Il modo in cui lo chiami quando non desideri mantenere le
distanze. E lui ne è ben consapevole: glielo leggi nel sorrisetto
che a stento nasconde mentre se ne va via svelto, lasciandoti al tuo
sonno.
Ma
il sonno sai già che non arriverà questa notte.
Attendi
che le luci del corridoio si spengano, attendi che i rumori che
riecheggiano nella Batcave si affievoliscano. Respiri a fondo una,
due volte nell'aria impregnata di analgesico. E con due dita slacci
le cinghie della maschera, tenendola premuta ancora un momento sulla
faccia. Respiri a fondo un'ultima volta prima di levarla.
L'aria
è fredda e ti colpiscono come al solito gli odori. Anche se ormai
non ti sono più sconosciuti e anzi li saluti come familiari, è
sempre una lieve sorpresa ritrovarli. Il sapone con cui sono state
lavate le lenzuola, l'umidità delle pareti, il tuo stesso odore, il
the che spande il suo profumo caldo, l'odore di John che ancora
aleggia nell'aria ferma della stanza.
Berrai
quel the, più tardi. Forse domani mattina.
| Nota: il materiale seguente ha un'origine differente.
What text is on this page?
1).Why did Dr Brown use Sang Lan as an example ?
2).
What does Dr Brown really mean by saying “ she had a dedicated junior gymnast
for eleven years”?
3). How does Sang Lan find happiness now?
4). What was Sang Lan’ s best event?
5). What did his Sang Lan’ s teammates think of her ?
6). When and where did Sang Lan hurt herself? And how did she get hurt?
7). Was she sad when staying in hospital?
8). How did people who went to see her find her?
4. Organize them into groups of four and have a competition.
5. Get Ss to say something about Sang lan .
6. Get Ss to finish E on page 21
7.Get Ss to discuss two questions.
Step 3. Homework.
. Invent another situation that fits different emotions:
Ora è troppo caldo per
la tua bocca martoriata. Ma va bene il suo profumo che ti arriva
intenso. Va bene il significato che porta con sé.
Respiri
un paio di boccate, ignorando il dolore, concentrandoti sul suo
odore.
Se
John non ti confondesse con i suoi gesti spontanei – siano
essi di rabbia o di stupidità o di gentilezza – per te sarebbe più
semplice. Se fosse solo il tuo allievo, se questa vostra strana vita
avesse regole, se voi foste al monastero... ma non siete lì, non
avete regole, non è solo il tuo allievo. Non puoi vedere questa
situazione sotto quella comoda luce, non puoi assimilarla a quel
rapporto che tante volte hai visto instaurarsi tra un novizio e il suo
mentore. E dunque non puoi impunemente ripensare al suo sangue che
pulsa rapito e vivo sotto le tue dita, al sudore che gli imperla la
nuca sottile e gli inzuppa la maglietta quando vi allenate, al suo
odore che ancora è sospeso lì e che puoi rubare, alla sua ingenua paura
che ti fa sentire vile, al profilo di un naso fratturato, al taglio
malinconico delle sue labbra.
Non
puoi e non vuoi, ma lo fai. E i tuoi cargo pants ti fanno stretti di
lussuria e il tuo cuore si fa pesante di senso di colpa.
(*)
“Robin” in inglese significa appunto “pettirosso”.